Lying on the Internet … a Federal Crime?

(ISC)2 preaches that the Computer Fraud and Abuse Act (Wikipedia verion here) is landmark legislation for the prosecution of “computer crime”. It was originally crafted in 1986 to allow the feds to protect national security interests and Robert “the Morris Worm” Morris was its first victim. Over the years since, the CFAA has been amended and expanded as follows.

  • 1994, it was amended to allow private parties to file civil lawsuits if a violation resulted in loss or damage.

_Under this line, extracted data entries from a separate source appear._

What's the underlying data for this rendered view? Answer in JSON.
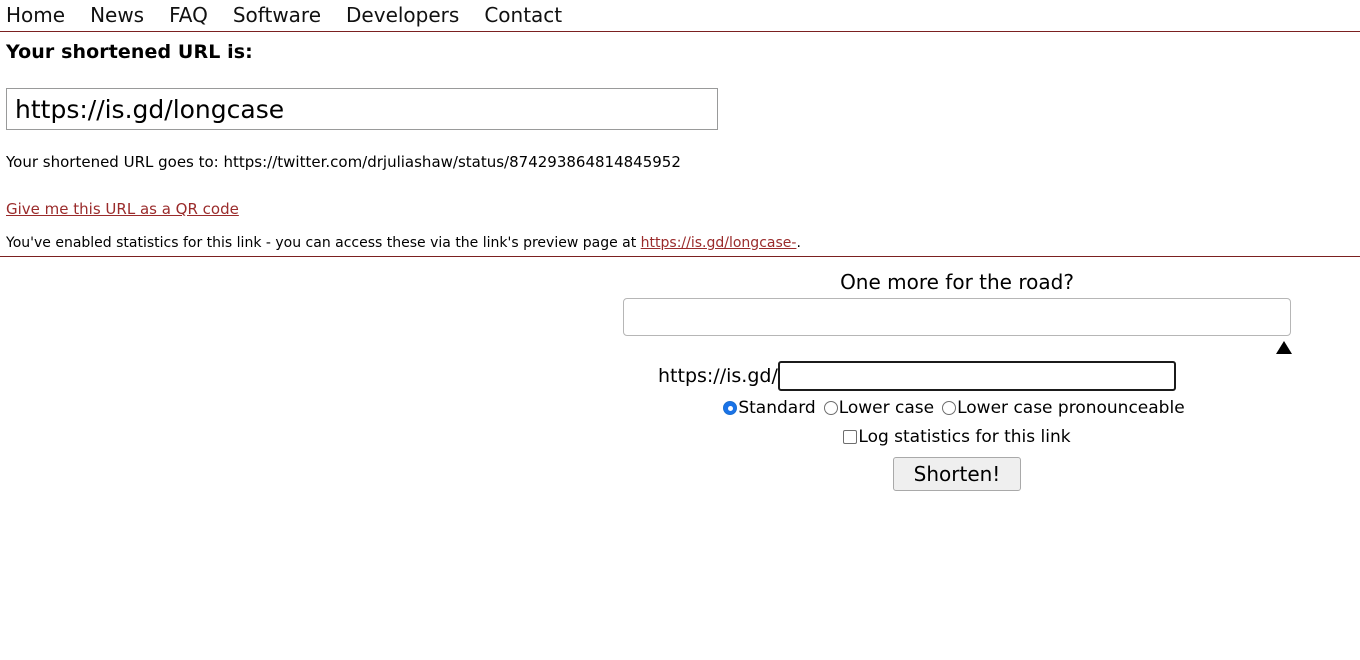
{
  "nav": {
    "items": [
      {
        "label": "Home"
      },
      {
        "label": "News"
      },
      {
        "label": "FAQ"
      },
      {
        "label": "Software"
      },
      {
        "label": "Developers"
      },
      {
        "label": "Contact"
      }
    ]
  },
  "result": {
    "heading": "Your shortened URL is:",
    "short_url_value": "https://is.gd/longcase",
    "destination_text": "Your shortened URL goes to: https://twitter.com/drjuliashaw/status/874293864814845952",
    "qr_link_label": "Give me this URL as a QR code",
    "stats_note_prefix": "You've enabled statistics for this link - you can access these via the link's preview page at ",
    "stats_note_link": "https://is.gd/longcase-",
    "stats_note_suffix": "."
  },
  "more_form": {
    "title": "One more for the road?",
    "long_url_value": "",
    "long_url_placeholder": "",
    "slug_prefix": "https://is.gd/",
    "slug_value": "",
    "slug_placeholder": "",
    "radio_options": [
      {
        "label": "Standard",
        "checked": true
      },
      {
        "label": "Lower case",
        "checked": false
      },
      {
        "label": "Lower case pronounceable",
        "checked": false
      }
    ],
    "checkbox": {
      "label": "Log statistics for this link",
      "checked": false
    },
    "submit_label": "Shorten!",
    "caret_icon": "triangle-up-icon"
  },
  "colors": {
    "rule": "#7b2020",
    "link": "#9a2b2b",
    "radio_accent": "#1a73e8",
    "button_bg": "#efefef"
  }
}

This allowed several corporations to sue employees and former employees suspected of stealing information for competitive purposes.
  • In 1996, Congress further broadened its scope to pertain to any computer involved in interstate commerce.
  • In 2001, in response to the 9/11 terrorist attacks, the USA Patriot Act amended the CFAA to allow search and seizure of records from ISPs.
  • In 2008, the Identity Theft Enforcement and Restitution Act amended the CFAA to allow companies to file cases even if their losses are less than $5,000.

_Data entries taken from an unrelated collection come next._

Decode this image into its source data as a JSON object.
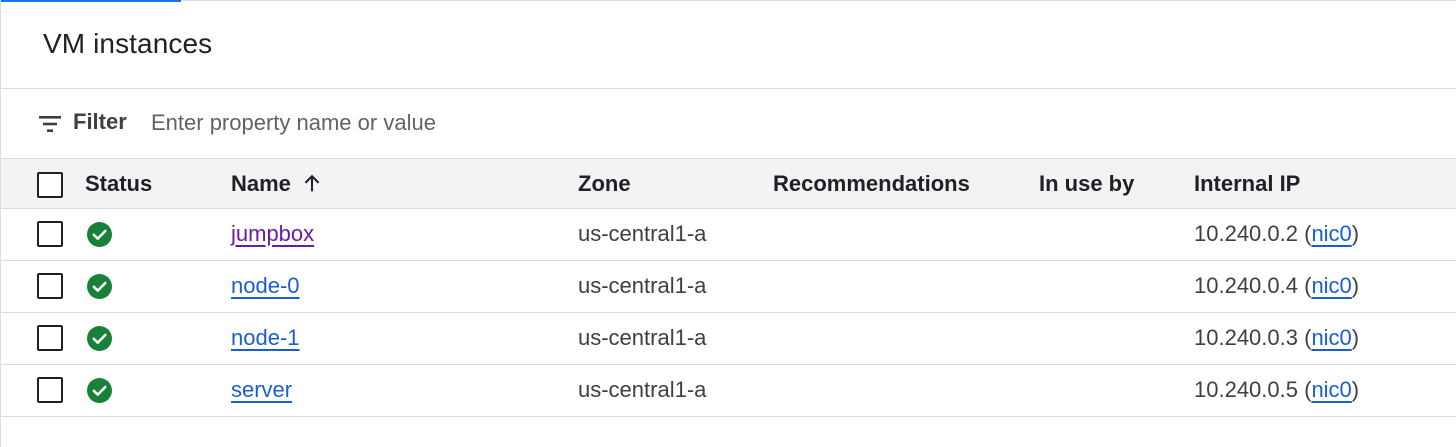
{
  "page": {
    "title": "VM instances"
  },
  "filter": {
    "label": "Filter",
    "placeholder": "Enter property name or value",
    "icon": "filter-list-icon"
  },
  "table": {
    "columns": {
      "status": "Status",
      "name": "Name",
      "zone": "Zone",
      "recommendations": "Recommendations",
      "in_use_by": "In use by",
      "internal_ip": "Internal IP"
    },
    "sort": {
      "column": "Name",
      "direction": "ascending",
      "icon": "arrow-upward-icon"
    },
    "rows": [
      {
        "status": "running",
        "status_icon": "check-circle-icon",
        "name": "jumpbox",
        "name_visited": true,
        "zone": "us-central1-a",
        "recommendations": "",
        "in_use_by": "",
        "ip": "10.240.0.2",
        "nic": "nic0"
      },
      {
        "status": "running",
        "status_icon": "check-circle-icon",
        "name": "node-0",
        "name_visited": false,
        "zone": "us-central1-a",
        "recommendations": "",
        "in_use_by": "",
        "ip": "10.240.0.4",
        "nic": "nic0"
      },
      {
        "status": "running",
        "status_icon": "check-circle-icon",
        "name": "node-1",
        "name_visited": false,
        "zone": "us-central1-a",
        "recommendations": "",
        "in_use_by": "",
        "ip": "10.240.0.3",
        "nic": "nic0"
      },
      {
        "status": "running",
        "status_icon": "check-circle-icon",
        "name": "server",
        "name_visited": false,
        "zone": "us-central1-a",
        "recommendations": "",
        "in_use_by": "",
        "ip": "10.240.0.5",
        "nic": "nic0"
      }
    ]
  },
  "colors": {
    "accent": "#1a73e8",
    "link": "#1a5fd0",
    "visited_link": "#681da8",
    "status_ok": "#188038",
    "header_bg": "#f1f3f4",
    "divider": "#dadce0"
  }
}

Some worry that the CFAA has been interpreted with too much leeway and thus could be used to criminally charge employees for violating their companies’ use policies and any individuals for violating terms of service set by an ISP or a website. CNET reported that a left-right coalition including the Center for Democracy & Technology, the Competitive Enterprise Institute, the American Civil Liberties Union, Americans for Tax Reform, the Electronic Frontier Foundation, and FreedomWorks engaged the Senate formally in September. An excerpt from their letter states:

Our primary concern – that this will lead to overbroad application of the law – is far from hypothetical. Three federal circuit courts have agreed that an employee who exceeds an employer’s network acceptable use policies can be prosecuted under the CFAA. At least one federal prosecutor has brought criminal charges against a user of a social network who signed up under a pseudonym in violation of terms of service.

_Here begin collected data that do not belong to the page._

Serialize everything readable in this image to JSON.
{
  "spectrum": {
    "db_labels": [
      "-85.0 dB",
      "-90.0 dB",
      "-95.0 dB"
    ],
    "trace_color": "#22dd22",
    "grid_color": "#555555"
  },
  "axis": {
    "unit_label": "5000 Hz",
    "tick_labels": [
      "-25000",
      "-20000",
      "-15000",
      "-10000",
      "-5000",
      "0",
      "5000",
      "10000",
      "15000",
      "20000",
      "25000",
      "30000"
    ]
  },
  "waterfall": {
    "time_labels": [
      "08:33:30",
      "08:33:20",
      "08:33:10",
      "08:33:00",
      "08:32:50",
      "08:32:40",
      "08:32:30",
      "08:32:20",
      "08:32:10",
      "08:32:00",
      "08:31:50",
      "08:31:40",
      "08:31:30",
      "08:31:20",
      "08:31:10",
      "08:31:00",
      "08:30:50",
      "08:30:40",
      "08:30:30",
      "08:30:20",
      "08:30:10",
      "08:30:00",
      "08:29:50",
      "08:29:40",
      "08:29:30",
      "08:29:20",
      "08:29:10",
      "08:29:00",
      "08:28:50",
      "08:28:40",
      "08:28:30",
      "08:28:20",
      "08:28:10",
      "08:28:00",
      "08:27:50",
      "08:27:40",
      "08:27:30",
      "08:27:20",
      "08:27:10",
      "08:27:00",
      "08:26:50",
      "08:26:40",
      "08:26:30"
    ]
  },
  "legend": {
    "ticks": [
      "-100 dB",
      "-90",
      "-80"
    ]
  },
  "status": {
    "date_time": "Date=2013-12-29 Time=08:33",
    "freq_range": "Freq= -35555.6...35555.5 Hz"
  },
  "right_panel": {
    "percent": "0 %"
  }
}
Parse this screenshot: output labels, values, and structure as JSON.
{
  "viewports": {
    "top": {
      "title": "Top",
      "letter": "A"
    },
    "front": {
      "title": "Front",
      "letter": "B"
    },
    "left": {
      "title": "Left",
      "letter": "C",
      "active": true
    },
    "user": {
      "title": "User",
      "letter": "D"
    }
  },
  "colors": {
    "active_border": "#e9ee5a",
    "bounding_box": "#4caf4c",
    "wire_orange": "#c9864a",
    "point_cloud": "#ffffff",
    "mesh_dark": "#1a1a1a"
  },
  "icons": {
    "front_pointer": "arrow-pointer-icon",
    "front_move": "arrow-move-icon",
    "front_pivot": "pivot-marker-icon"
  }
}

These activities should not be “computer crimes,” any more than they are crimes in the physical world. If, for example, an employee photocopies an employer’s document to give to a friend without that employer’s permission, there is no federal crime (though there may be, for example, a contractual violation). However, if an employee emails that document, there may be a CFAA violation. If a person assumes a fictitious identity at a party, there is no federal crime. Yet if they assume that same identity on a social network that prohibits pseudonyms, there may again be a CFAA violation. This is a gross misuse of the law. The CFAA should focus on malicious hacking and identity theft and not on criminalizing any behavior that happens to take place online in violation of terms of service or an acceptable use policy.

NPR reports that the group is currently testifying before a House Judiciary subcommittee this week.

In a separate but related note, another controversy is brewing with the SOPA (Stop Online Piracy Act) hearings. The 16th is in fact “American Censorship Day” in protest.